Sitting beside Mariam was Mousumi Akter, 19, who had worked at New Weave Style Ltd in Rana Plaza. She narrowly survived the collapse but lost her husband who too had worked in the building.
She needs around Tk 2,500 a month to feed her eight-month-old son but she has no income now.
“My father helps us as he doesn’t want me to work in any garment factory,” said Mousumi. She does not want to work either cause if she dies like her husband “who will look after my son”.
She had been pulled out of the tangled wreckage of the building. But she could not move out of the time of her misery and helplessness and fear of imminent death as the memories still haunt her.
“I cannot focus on anything whenever I remember the building collapse.”
Mousumi got only Tk 16,000 as compensation from an international buyer Primark through bKash, a mobile money transfer service.

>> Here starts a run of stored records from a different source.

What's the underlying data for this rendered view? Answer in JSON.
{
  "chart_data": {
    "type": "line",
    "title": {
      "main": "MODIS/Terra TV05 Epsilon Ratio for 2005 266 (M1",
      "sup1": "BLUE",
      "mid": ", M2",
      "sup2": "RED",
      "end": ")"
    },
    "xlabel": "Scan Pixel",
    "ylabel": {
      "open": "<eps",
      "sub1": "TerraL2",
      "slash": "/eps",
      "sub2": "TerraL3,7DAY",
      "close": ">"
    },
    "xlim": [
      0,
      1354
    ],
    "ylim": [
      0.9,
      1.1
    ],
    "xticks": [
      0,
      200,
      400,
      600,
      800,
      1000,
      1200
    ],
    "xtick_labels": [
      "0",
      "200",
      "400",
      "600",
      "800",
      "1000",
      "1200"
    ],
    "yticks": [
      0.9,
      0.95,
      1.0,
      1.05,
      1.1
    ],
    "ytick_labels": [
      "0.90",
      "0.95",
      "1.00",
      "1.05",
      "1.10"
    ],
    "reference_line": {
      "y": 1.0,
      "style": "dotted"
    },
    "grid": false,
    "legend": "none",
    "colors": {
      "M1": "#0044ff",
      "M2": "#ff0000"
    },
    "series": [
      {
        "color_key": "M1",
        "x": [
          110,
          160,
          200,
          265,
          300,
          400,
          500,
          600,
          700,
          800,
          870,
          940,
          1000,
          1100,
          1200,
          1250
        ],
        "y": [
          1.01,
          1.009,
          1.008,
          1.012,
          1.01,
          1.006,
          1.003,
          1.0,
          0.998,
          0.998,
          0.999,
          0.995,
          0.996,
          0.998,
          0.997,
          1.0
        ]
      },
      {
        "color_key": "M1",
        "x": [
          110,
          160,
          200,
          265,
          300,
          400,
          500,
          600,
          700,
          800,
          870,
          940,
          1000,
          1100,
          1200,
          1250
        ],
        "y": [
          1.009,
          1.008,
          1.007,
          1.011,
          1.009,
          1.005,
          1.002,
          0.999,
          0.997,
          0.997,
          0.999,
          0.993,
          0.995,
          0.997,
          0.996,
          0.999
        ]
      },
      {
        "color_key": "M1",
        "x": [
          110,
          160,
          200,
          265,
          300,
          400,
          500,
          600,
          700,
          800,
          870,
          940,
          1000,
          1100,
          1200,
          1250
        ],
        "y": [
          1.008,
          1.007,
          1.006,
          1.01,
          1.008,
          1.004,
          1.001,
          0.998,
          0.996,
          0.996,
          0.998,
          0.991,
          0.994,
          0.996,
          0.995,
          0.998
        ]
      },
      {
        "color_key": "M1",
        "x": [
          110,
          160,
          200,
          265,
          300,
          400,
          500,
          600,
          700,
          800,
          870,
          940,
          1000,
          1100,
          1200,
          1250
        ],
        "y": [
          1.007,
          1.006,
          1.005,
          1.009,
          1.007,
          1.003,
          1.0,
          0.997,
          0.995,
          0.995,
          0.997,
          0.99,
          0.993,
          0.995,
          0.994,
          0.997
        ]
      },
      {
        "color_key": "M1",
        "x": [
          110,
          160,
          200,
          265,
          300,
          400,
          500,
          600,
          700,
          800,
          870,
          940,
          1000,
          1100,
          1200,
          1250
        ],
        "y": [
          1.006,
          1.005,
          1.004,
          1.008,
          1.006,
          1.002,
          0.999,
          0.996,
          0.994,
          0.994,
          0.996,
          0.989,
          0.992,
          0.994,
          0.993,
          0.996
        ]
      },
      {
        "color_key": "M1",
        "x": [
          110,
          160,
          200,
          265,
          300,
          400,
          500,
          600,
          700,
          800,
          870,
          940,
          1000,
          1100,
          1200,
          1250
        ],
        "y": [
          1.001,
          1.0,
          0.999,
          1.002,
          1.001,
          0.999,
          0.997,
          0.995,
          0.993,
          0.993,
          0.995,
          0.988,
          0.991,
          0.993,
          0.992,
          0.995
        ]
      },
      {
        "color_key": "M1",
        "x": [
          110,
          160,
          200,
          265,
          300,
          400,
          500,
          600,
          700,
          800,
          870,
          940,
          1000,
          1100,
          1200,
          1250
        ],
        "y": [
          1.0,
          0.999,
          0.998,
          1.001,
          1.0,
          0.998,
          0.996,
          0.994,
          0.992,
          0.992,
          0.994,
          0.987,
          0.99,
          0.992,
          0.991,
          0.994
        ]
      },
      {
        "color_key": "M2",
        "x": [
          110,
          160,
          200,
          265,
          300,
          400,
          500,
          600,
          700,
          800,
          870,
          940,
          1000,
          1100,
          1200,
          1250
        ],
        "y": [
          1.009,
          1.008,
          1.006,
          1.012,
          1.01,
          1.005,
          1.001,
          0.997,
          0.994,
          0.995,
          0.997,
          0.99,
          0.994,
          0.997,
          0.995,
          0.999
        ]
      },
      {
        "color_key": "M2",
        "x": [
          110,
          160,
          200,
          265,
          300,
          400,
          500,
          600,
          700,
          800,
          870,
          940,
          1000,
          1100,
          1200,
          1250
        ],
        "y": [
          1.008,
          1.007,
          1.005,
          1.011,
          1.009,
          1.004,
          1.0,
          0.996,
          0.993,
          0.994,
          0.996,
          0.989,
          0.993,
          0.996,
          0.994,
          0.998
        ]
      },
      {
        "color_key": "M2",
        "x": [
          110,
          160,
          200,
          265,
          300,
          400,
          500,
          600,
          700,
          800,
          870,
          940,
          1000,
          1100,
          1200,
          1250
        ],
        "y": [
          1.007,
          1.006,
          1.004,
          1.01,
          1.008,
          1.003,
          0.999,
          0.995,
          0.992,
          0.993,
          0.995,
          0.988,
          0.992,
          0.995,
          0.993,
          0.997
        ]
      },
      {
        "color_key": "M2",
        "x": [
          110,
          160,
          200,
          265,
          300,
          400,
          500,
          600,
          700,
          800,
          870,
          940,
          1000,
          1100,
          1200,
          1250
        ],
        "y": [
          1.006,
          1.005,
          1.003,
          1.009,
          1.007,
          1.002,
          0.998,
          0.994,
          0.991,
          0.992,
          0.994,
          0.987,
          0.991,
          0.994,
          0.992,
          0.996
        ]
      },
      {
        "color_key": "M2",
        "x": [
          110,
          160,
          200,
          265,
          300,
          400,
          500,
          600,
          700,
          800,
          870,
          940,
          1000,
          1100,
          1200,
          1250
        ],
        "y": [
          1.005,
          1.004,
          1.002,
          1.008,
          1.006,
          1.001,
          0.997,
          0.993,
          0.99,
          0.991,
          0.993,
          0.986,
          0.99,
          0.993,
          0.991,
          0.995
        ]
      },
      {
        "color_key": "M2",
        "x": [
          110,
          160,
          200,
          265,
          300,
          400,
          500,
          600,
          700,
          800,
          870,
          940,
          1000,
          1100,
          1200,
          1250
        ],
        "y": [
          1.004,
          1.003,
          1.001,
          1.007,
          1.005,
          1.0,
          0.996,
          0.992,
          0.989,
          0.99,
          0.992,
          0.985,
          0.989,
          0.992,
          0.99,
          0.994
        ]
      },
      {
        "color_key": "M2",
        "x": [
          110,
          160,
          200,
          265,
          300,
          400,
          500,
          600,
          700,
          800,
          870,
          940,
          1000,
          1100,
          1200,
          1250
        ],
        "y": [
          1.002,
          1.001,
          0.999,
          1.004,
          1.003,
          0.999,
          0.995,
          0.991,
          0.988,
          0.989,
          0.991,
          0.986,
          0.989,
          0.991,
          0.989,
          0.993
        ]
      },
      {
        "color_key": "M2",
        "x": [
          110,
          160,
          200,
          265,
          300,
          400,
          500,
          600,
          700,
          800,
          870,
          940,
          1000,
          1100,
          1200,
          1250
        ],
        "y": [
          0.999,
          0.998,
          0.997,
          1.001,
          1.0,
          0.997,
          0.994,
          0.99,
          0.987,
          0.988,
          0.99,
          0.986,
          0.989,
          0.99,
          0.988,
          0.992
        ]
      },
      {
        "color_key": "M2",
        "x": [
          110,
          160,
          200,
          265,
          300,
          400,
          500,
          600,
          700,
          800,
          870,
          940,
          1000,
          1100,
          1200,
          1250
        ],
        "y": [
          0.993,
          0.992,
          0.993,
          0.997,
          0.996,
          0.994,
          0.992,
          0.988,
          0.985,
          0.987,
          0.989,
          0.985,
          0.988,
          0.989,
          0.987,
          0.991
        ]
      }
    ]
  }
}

She wants to open a tailoring shop to raise her child. For that she needs money and so she urged the government to give the compensation soon.
Prime Minister Sheikh Hasina had promised to give Tk 1 lakh to each family of the dead victims, said Amirul Huq Amin, president of the National Garment Workers Federation.
“But most of them have not so far got the compensation.”
Amirul urged the government to pay compensations on “the loss of earning” basis. In that case, the compensation should be Tk 28 lakh for dead victims and Tk 5 lakh for injured workers, he said, adding that international buyers, the Bangladesh Garment Manufacturers and Exporters Association, garment owners and the government should pay the money.
“If the government provides the families of dead victims with Tk 1 lakh each as promised, there will be no shortage of the fund,” said Salauddin Swapon, secretary general of Bangladesh Garments Sramik Oikya Parishad.